Michelangelo phenomenon
When we lived in small tight-knit communities, the looking glass self helped us to become the people our loved ones needed us to be. The “Michelangelo phenomenon” is the name given to the semi-conscious cycle of refinement and feedback whereby lovers who genuinely care what each other think gradually grow closer to their partner’s original ideal of them.

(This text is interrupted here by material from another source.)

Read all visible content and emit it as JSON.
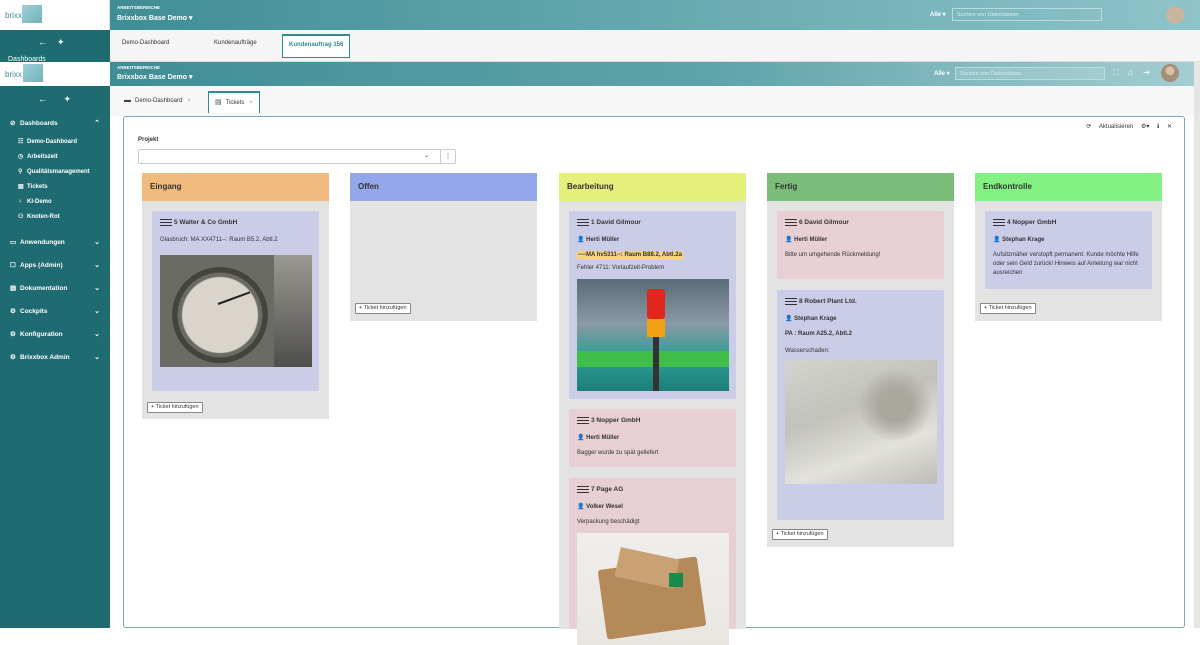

Online vs previously offline communities
Gradually we’re all gaining online audiences, and we don’t really know these people. We can only gauge who they are by what some of them post online, and what people post online is not indicative of who they really are.
Caricature
As the caricature becomes more familiar than the person, both to the audience and to the influencer, it comes to be regarded by both as the only honest expression of the influencer, so that any deviation from it soon looks and feels inauthentic. At that point the persona has eclipsed the person, and the audience has captured the influencer.
Influencers forgetting their own identity
Similarly, as influencers glimpse their idealized online personas reflected back at them on screens, they too are in danger of becoming eternally besotted by how they appear, and in so doing, forgetting who they were, or could be.
In politics, audience capture is also common
Audience capture is a particular problem in politics, due to both phenomena being driven by popular approval. On Twitter I’ve watched many political influencers gradually become radicalized by their audiences, starting off moderate but following their increasingly extreme followers toward the fringes.
Self-awareness is the cure
I was aware of the pitfall long before I became an influencer. I wanted an audience, but I also knew that having the wrong audience would be worse than having no audience, because they’d constrain me with their expectations, forcing me to focus on one tiny niche of my worldview at the expense of everything else, until I became a parody of myself.
Self-awareness and resistance
It was clear to me that the only way to resist becoming what other people wanted me to be was to have a strong sense of who I wanted to be. And who I wanted to be was someone immune to audience capture, someone who thinks his own thoughts, decides his own destiny, and above all, never stops growing.
Trap in the hall of fame
This is the ultimate trapdoor in the hall of fame; to become a prisoner of one’s own persona.